Os municípios já são conhecidos, os critérios já estão estabelecidos, mas, até agora, não foi possível firmar um só convênio do Ministério da Educação com esses Municípios. Espera-se que este ano, com a quantia irrisória de R$100 milhões, seja possível iniciar o programa. A segunda etapa prevê a extensão a todo o País. Deve-se pelo menos começar o que está previsto para a primeira fase do programa, o que será de grande importância para os Municípios mais pobres.

O Sr. Mozarildo Cavalcanti (PFL-RR) - Permite-me V. Exª um aparte?

O SR. LÚCIO ALCÂNTARA (PSDB-CE) - Ouço o Senador Mozarildo Cavalcanti.
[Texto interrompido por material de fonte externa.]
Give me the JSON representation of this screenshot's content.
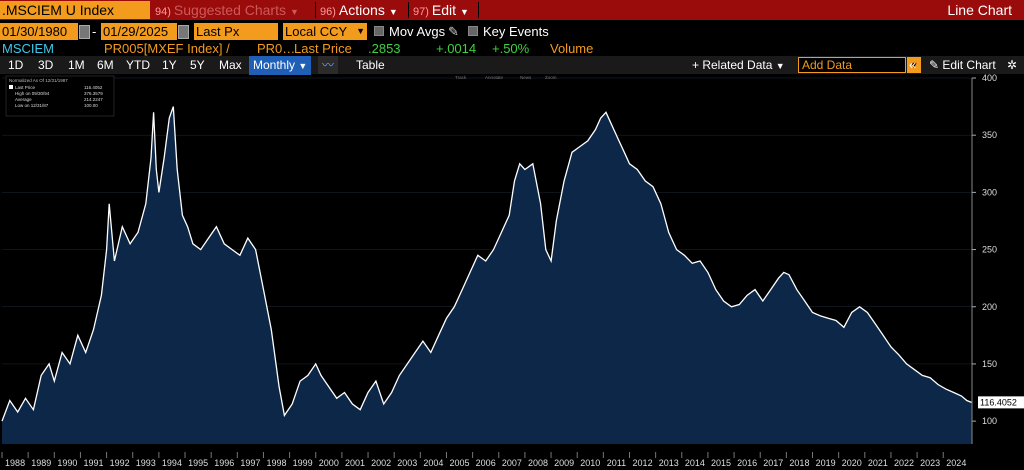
{
  "topbar": {
    "ticker": ".MSCIEM U Index",
    "suggested": {
      "num": "94)",
      "label": "Suggested Charts"
    },
    "actions": {
      "num": "96)",
      "label": "Actions"
    },
    "edit": {
      "num": "97)",
      "label": "Edit"
    },
    "chart_type": "Line Chart"
  },
  "controls": {
    "start_date": "01/30/1980",
    "end_date": "01/29/2025",
    "price_field": "Last Px",
    "currency": "Local CCY",
    "mov_avgs": "Mov Avgs",
    "key_events": "Key Events"
  },
  "security_row": {
    "name": "MSCIEM",
    "source": "PR005[MXEF Index] /",
    "pr": "PR0…",
    "last_price_label": "Last Price",
    "last_price": ".2853",
    "change": "+.0014",
    "change_pct": "+.50%",
    "volume_label": "Volume"
  },
  "toolbar": {
    "periods": [
      "1D",
      "3D",
      "1M",
      "6M",
      "YTD",
      "1Y",
      "5Y",
      "Max"
    ],
    "frequency": "Monthly",
    "table": "Table",
    "related_data": "+ Related Data",
    "add_data_placeholder": "Add Data",
    "edit_chart": "Edit Chart"
  },
  "legend": {
    "header": "Normalized As Of 12/31/1987",
    "rows": [
      {
        "label": "Last Price",
        "value": "116.4052"
      },
      {
        "label": "High on 09/30/94",
        "value": "376.3579"
      },
      {
        "label": "Average",
        "value": "214.2247"
      },
      {
        "label": "Low on 12/31/87",
        "value": "100.00"
      }
    ],
    "mini_tools": [
      "Track",
      "Annotate",
      "News",
      "Zoom"
    ]
  },
  "chart_data": {
    "type": "area",
    "title": "",
    "xlabel": "",
    "ylabel": "",
    "x_ticks": [
      "1988",
      "1989",
      "1990",
      "1991",
      "1992",
      "1993",
      "1994",
      "1995",
      "1996",
      "1997",
      "1998",
      "1999",
      "2000",
      "2001",
      "2002",
      "2003",
      "2004",
      "2005",
      "2006",
      "2007",
      "2008",
      "2009",
      "2010",
      "2011",
      "2012",
      "2013",
      "2014",
      "2015",
      "2016",
      "2017",
      "2018",
      "2019",
      "2020",
      "2021",
      "2022",
      "2023",
      "2024"
    ],
    "y_ticks": [
      100,
      150,
      200,
      250,
      300,
      350,
      400
    ],
    "ylim": [
      80,
      400
    ],
    "xlim": [
      1988.0,
      2025.1
    ],
    "last_value_label": "116.4052",
    "series": [
      {
        "values": [
          [
            1988.0,
            100
          ],
          [
            1988.3,
            118
          ],
          [
            1988.6,
            108
          ],
          [
            1988.9,
            120
          ],
          [
            1989.2,
            110
          ],
          [
            1989.5,
            140
          ],
          [
            1989.8,
            150
          ],
          [
            1990.0,
            135
          ],
          [
            1990.3,
            160
          ],
          [
            1990.6,
            150
          ],
          [
            1990.9,
            175
          ],
          [
            1991.2,
            160
          ],
          [
            1991.5,
            180
          ],
          [
            1991.8,
            210
          ],
          [
            1992.0,
            250
          ],
          [
            1992.1,
            290
          ],
          [
            1992.3,
            240
          ],
          [
            1992.6,
            270
          ],
          [
            1992.9,
            255
          ],
          [
            1993.2,
            265
          ],
          [
            1993.5,
            290
          ],
          [
            1993.7,
            330
          ],
          [
            1993.8,
            370
          ],
          [
            1993.9,
            320
          ],
          [
            1994.0,
            300
          ],
          [
            1994.2,
            330
          ],
          [
            1994.4,
            365
          ],
          [
            1994.55,
            375
          ],
          [
            1994.7,
            320
          ],
          [
            1994.9,
            280
          ],
          [
            1995.1,
            270
          ],
          [
            1995.3,
            255
          ],
          [
            1995.6,
            250
          ],
          [
            1995.9,
            260
          ],
          [
            1996.2,
            270
          ],
          [
            1996.5,
            255
          ],
          [
            1996.8,
            250
          ],
          [
            1997.1,
            245
          ],
          [
            1997.4,
            260
          ],
          [
            1997.7,
            250
          ],
          [
            1998.0,
            215
          ],
          [
            1998.3,
            180
          ],
          [
            1998.6,
            130
          ],
          [
            1998.8,
            105
          ],
          [
            1999.1,
            115
          ],
          [
            1999.4,
            135
          ],
          [
            1999.7,
            140
          ],
          [
            2000.0,
            150
          ],
          [
            2000.2,
            140
          ],
          [
            2000.5,
            130
          ],
          [
            2000.8,
            120
          ],
          [
            2001.1,
            125
          ],
          [
            2001.4,
            115
          ],
          [
            2001.7,
            110
          ],
          [
            2002.0,
            125
          ],
          [
            2002.3,
            135
          ],
          [
            2002.6,
            115
          ],
          [
            2002.9,
            125
          ],
          [
            2003.2,
            140
          ],
          [
            2003.5,
            150
          ],
          [
            2003.8,
            160
          ],
          [
            2004.1,
            170
          ],
          [
            2004.4,
            160
          ],
          [
            2004.7,
            175
          ],
          [
            2005.0,
            190
          ],
          [
            2005.3,
            200
          ],
          [
            2005.6,
            215
          ],
          [
            2005.9,
            230
          ],
          [
            2006.2,
            245
          ],
          [
            2006.5,
            240
          ],
          [
            2006.8,
            250
          ],
          [
            2007.1,
            265
          ],
          [
            2007.4,
            280
          ],
          [
            2007.6,
            310
          ],
          [
            2007.8,
            325
          ],
          [
            2008.0,
            320
          ],
          [
            2008.3,
            325
          ],
          [
            2008.6,
            290
          ],
          [
            2008.8,
            250
          ],
          [
            2009.0,
            240
          ],
          [
            2009.2,
            275
          ],
          [
            2009.5,
            310
          ],
          [
            2009.8,
            335
          ],
          [
            2010.1,
            340
          ],
          [
            2010.4,
            345
          ],
          [
            2010.7,
            355
          ],
          [
            2010.9,
            365
          ],
          [
            2011.1,
            370
          ],
          [
            2011.3,
            360
          ],
          [
            2011.6,
            345
          ],
          [
            2011.8,
            335
          ],
          [
            2012.0,
            325
          ],
          [
            2012.3,
            320
          ],
          [
            2012.6,
            310
          ],
          [
            2012.9,
            305
          ],
          [
            2013.2,
            290
          ],
          [
            2013.5,
            265
          ],
          [
            2013.8,
            250
          ],
          [
            2014.1,
            245
          ],
          [
            2014.4,
            238
          ],
          [
            2014.7,
            240
          ],
          [
            2015.0,
            230
          ],
          [
            2015.3,
            215
          ],
          [
            2015.6,
            205
          ],
          [
            2015.9,
            200
          ],
          [
            2016.2,
            202
          ],
          [
            2016.5,
            210
          ],
          [
            2016.8,
            215
          ],
          [
            2017.1,
            205
          ],
          [
            2017.4,
            215
          ],
          [
            2017.7,
            225
          ],
          [
            2017.9,
            230
          ],
          [
            2018.1,
            228
          ],
          [
            2018.4,
            215
          ],
          [
            2018.7,
            205
          ],
          [
            2019.0,
            195
          ],
          [
            2019.3,
            192
          ],
          [
            2019.6,
            190
          ],
          [
            2019.9,
            188
          ],
          [
            2020.2,
            182
          ],
          [
            2020.5,
            195
          ],
          [
            2020.8,
            200
          ],
          [
            2021.1,
            195
          ],
          [
            2021.4,
            185
          ],
          [
            2021.7,
            175
          ],
          [
            2022.0,
            165
          ],
          [
            2022.3,
            158
          ],
          [
            2022.6,
            150
          ],
          [
            2022.9,
            145
          ],
          [
            2023.2,
            140
          ],
          [
            2023.5,
            138
          ],
          [
            2023.8,
            132
          ],
          [
            2024.1,
            128
          ],
          [
            2024.4,
            125
          ],
          [
            2024.7,
            122
          ],
          [
            2024.9,
            118
          ],
          [
            2025.08,
            116.4
          ]
        ]
      }
    ]
  },
  "colors": {
    "accent_orange": "#f29b1d",
    "topbar_red": "#9a0b0b",
    "area_fill": "#0d2748",
    "line": "#ffffff"
  }
}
O Sr. Mozarildo Cavalcanti (PFL-RR) - Senador Lúcio Alcântara, parabenizo V. Exª pelo oportuno pronunciamento, em que aborda temas tão importantes como a educação e, especificamente, o Fundo de Desenvolvimento do Ensino Fundamental. O Programa Bom-Dia Brasil de hoje mostrou uma estatística com a qual fiquei estarrecido: de cada mil alunos que entram na primeira série do Ensino Fundamental, apenas 47 chegam à oitava série. É necessário que nós, Senadores, que temos a responsabilidade de representar os nossos Estados, passemos da atitude de meramente denunciar os fatos para, efetivamente, dentro dos limites das nossas competências, exigir do Governo Federal uma mudança dessa situação, que considero vexatória para o nosso País. Não vejo outro caminho para o desenvolvimento do Brasil senão com investimento maciço e adequado à educação. Portanto, quero parabenizar V. Exª pelo pronunciamento que faz.

O SR. LÚCIO ALCÂNTARA (PSDB-CE) - Essa prioridade à educação realmente não pode ser ignorada, uma vez que há uma opinião generalizada no sentido de que, sem educarmos nossas crianças, não vamos sair do subdesenvolvimento. Isso exige um esforço enorme da Nação nos diferentes níveis de Governo.

A bem da verdade, tenho encontrado por parte dos prefeitos, de uma maneira em geral, um sincero entusiasmo, um sincero empenho pela melhoria das condições educacionais em seus Municípios. Há algo mais do que retórica; há algo mais do que dizer: “A educação é prioridade da minha administração”. Há um esforço de fato, perceptível, fora os casos de desmando e de má aplicação de recursos, que devem ser punidos exemplarmente.

Nesse particular, creio que o Brasil avançou muito nos últimos anos, encarando seriamente o problema da educação. Isso sem deixarmos de constatar que o problema é grave, e os avanços talvez não corram com a velocidade que desejamos.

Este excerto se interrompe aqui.